In this light, the tight genetic similarity between Salentino Greeks (GRI_SAL) and Italian neighbours (particularly from the province of Lecce-LE; Fig. 3, Supplementary Table S5, Supplementary Information), may be explained both as the result of extensive admixture events (coupled with lesser geographic isolation) or as the result of cultural transmission of Greek languages to Italian local populations. Importantly, these scenarios are not mutually exclusive, on the contrary the most recent syntheses tend to hypothesize a long-term Greek presence in Southern Italy, starting from the classical period and subsequently reinforced by continuous genetic and cultural interactions (e.g. during the Byzantine period) at least until medieval times - and even later.
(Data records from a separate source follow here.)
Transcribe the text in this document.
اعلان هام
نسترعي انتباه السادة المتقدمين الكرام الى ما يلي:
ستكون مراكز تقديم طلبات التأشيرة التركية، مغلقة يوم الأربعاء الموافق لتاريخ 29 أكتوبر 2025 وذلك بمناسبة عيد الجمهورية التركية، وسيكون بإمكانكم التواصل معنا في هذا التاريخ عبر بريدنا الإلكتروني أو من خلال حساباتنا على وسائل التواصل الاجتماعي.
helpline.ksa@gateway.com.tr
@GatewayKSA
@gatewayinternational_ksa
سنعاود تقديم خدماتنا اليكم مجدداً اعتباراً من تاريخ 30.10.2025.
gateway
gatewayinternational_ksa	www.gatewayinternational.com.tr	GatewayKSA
In this context, the Grecanic groups from Calabria (GRI_BOV and GRI_CAL) remarkably show evidences of genetic differentiation, as suggested by PCA (Supplementary Fig. S7, Supplementary Information), ADMIXTURE (Supplementary Fig. S2) and fineSTRUCTURE (Fig. 3, Supplementary Fig. S5, Supplementary Table S4). These results are further confirmed by the presence of significantly high within-population average IBD-sharing and number of homozygosity runs (RoH) (Supplementary Fig. S8, Supplementary Table S6, Supplementary Information), as expected for more isolated and inbred populations. Beyond the linguistic differences, their marked geographic isolation and lower effective population size may have favoured the action of drift phenomena. This may have modified their genetic composition through the random amplification/fixation (or loss) of specific parts of the original genetic background.
Furthermore, we observed that both Calabrian and Apulian Greeks from Southern Italy almost completely lack the ‘Southern Balkan’ genetic component detected in Continental Greece and Albania, as well as in the Arbereshe. In both cases, this is consistent with the fact that their arrival in Southern Italy should at least predate those population processes associated to the more recent (i.e. late medieval) differentiation of continental Greek and Southern Balkan groups (cf. paragraph below). This does not exclude migrations from Aegean/Dodecanese and Crete islands, that presumptively did not (or only marginally) experienced - by virtue of their higher geographic marginality - the North-South Balkan gene flow that instead interested the continental part of Greece.